Healthcare in India is unaffordable for most people. However, the wheels of health financing are beginning to turn, but slowly, says PT Jyothi Datta.
Barely does Zaheera Begum* begin to recount her experience in getting treatment for breast cancer when three other women sit down and interrupt her — to narrate their difficulties in getting cancer treatment for themselves or their loved ones.
“I am getting expensive chemotherapy medicine, it’s ₹30,000 each shot. And I have 13 more to take. My husband is trying to get money from the village, we are borrowing from here, and we have sold some land at home (Patna),” says Zaheera, her eyes welling up.
Hair cropped short and wearing a nightdress, Zaheera sits on a straw mat on the pavement outside Mumbai’s Tata Memorial Hospital. Her modest belongings include plastic packets with her clothes and a stove with which she and her son try to cook. “The cancer has come back,” says Zaheera’s son and they have been living on the pavement for over 10 months now, even through the monsoon.

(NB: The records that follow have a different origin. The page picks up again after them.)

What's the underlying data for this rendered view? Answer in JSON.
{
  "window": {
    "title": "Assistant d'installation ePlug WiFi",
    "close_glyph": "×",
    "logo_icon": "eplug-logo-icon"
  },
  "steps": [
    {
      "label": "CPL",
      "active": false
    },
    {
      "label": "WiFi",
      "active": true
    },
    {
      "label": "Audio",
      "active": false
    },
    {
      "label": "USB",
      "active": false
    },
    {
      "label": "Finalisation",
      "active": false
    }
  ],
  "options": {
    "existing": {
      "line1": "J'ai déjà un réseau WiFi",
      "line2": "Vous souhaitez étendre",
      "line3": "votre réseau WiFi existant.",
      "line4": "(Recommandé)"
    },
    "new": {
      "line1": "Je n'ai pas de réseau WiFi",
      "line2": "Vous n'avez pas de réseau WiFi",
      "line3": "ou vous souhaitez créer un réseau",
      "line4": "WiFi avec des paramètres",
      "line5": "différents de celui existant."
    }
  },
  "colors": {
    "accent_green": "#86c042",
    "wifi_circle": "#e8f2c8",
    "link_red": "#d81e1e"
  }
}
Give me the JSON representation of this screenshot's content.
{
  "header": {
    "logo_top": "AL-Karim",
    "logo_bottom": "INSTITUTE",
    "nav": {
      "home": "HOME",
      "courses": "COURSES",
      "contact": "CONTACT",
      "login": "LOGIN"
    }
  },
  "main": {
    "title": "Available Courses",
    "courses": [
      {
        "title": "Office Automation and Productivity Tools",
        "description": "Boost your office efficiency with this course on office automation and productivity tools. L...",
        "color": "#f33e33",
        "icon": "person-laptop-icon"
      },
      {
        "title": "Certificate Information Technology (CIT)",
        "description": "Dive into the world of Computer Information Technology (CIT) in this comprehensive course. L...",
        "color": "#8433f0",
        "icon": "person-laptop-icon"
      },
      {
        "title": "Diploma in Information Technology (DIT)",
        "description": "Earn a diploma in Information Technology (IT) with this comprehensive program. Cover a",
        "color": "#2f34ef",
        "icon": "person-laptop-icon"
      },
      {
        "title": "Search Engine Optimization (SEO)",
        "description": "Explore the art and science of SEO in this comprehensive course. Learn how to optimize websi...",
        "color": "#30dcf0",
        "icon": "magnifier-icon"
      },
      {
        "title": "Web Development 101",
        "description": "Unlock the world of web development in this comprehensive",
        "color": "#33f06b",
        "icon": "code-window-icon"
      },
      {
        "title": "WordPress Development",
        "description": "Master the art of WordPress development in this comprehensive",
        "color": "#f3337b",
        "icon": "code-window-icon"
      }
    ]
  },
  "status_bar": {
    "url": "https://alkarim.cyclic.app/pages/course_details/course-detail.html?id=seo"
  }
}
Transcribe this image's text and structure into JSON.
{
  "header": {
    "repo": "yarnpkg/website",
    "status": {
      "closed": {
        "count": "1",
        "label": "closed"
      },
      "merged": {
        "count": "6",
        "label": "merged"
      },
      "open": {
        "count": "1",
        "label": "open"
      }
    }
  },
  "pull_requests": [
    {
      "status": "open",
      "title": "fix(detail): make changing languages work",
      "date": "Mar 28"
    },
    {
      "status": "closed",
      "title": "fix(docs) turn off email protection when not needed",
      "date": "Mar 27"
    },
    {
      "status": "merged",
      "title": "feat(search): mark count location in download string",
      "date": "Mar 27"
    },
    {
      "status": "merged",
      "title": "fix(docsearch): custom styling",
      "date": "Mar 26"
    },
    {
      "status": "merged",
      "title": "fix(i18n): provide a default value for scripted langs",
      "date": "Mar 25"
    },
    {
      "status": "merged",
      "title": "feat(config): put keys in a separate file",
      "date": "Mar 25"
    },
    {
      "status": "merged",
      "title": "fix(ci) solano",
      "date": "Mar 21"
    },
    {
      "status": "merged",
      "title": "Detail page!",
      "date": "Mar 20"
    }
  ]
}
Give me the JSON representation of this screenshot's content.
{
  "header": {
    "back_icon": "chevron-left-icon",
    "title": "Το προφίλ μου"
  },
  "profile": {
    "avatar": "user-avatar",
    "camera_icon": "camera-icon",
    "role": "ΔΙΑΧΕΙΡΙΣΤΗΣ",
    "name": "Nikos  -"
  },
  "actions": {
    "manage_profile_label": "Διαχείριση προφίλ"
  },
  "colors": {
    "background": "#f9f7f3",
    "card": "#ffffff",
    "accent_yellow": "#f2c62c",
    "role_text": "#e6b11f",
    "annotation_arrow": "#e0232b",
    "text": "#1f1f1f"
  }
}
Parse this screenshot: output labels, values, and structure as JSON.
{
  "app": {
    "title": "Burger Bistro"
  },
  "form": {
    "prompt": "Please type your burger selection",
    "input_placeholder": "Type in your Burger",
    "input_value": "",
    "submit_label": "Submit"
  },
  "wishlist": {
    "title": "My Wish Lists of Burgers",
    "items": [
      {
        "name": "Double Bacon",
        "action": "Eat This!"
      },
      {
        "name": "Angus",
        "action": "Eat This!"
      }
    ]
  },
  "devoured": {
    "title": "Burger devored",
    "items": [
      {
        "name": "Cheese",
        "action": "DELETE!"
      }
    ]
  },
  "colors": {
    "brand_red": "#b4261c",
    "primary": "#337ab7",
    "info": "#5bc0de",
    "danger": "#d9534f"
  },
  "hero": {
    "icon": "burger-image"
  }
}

Paying for the medical treatment is difficult as trusts, which lend money, “don’t give you money more than once. And cancer requires continuous treatment,” he says. But what about State or Central government insurance schemes? “It takes time for money to come from Ayushman Bharat and we need the money to start treatment now. All our money has been exhausted,” he says, harassed at running pillar to post.
Any time of the day, week or year, this is the ground reality — and at just one hospital. Patients come from across the country, drawn by the hospital’s treatment reputation and the hope of getting some financial assistance. The other women who joined the conversation with Zaheera come from Jhansi, Kolkata and Kanpur. And while two of the women have uterus and breast cancer, respectively, the third woman’s 12-year-old son has a malignant growth in his leg.